Le démembrement de la clause bénéficiaire d’un contrat d’assurance vie permet de réaliser une double transmission, le plus souvent au profit du conjoint et des enfants. Explications. 

Le démembrement, qu’est-ce que c’est ? 

Le démembrement de propriété correspond à la répartition des prérogatives composant le droit de propriété entre plusieurs personnes : le nu-propriétaire, ayant le droit de disposer du bien, et l’usufruitier, ayant le droit d’utiliser le bien et d’en percevoir les fruits (revenus).

Par exemple, en cas de démembrement d’un bien immobilier, l’usufruitier peut habiter le bien et/ou le louer et en percevoir les loyers, mais il ne peut pas vendre le bien. Le plus souvent, le démembrement est viager, c’est-à-dire qu’il prend fin au décès de l’usufruitier. Mais le démembrement peut aussi avoir une durée déterminée.

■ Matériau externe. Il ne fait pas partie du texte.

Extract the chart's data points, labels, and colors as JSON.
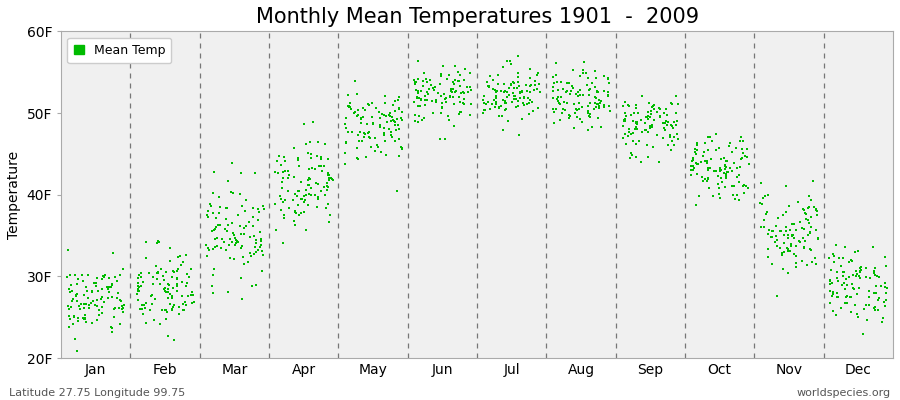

Si le démembrement est chose courante dans l’immobilier, il est moins connu dans le cadre de l’assurance vie.

Et pourtant, le principe reste identique :

  • l’usufruitier reçoit, pour une durée viagère ou fixe, le droit d’utiliser le capital et d'en percevoir les fruits. Dans le cas d’un capital, un bien « consommable » et non matériel, on parle de quasi-usufruit. Concrètement, l’usufruitier reçoit l’intégralité du capital et peut l’utiliser comme il le souhaite. Il peut le dépenser en tout ou partie, réaliser des investissements, etc. Il est toutefois soumis à une obligation : restituer au nu-propriétaire, au terme du démembrement, un montant en principe équivalent à celui qui lui a été versé ;
  • le nu-propriétaire est, en conséquence, titulaire d’une créance de restitution correspondant en principe au montant versé à l’usufruitier. Il peut faire valoir cette créance sur le patrimoine de l’usufruitier (durée déterminée) ou sur l’actif de sa succession (viager).

Démembrement de clause bénéficiaire et assurance vie

Le démembrement peut être appliqué à la clause bénéficiaire d’un contrat d’assurance vie. Il est ainsi possible de prévoir la transmission d’un capital à plusieurs personnes. Le plus souvent, le souscripteur de l’assurance vie désigne son conjoint comme bénéficiaire de l’usufruit, et leurs enfants comme bénéficiaires de la nue-propriété.

Quel est l'intérêt d'un démembrement de clause bénéficiaire ?

Avec une telle clause bénéficiaire, vous pouvez prévoir à la fois :

  •  le versement du capital décès à votre conjoint qui pourra en disposer librement dans les limites des articles 601 et 602 du Code Civil, à charge pour lui de restituer en fin d'usufruit (c’est-à-dire à son décès lorsque l'usufruit est viager) un capital équivalent au nu propriétaire désigné ;
  • le bénéfice pour vos enfants d’une créance de restitution à faire valoir sur la succession de l’usufruitier.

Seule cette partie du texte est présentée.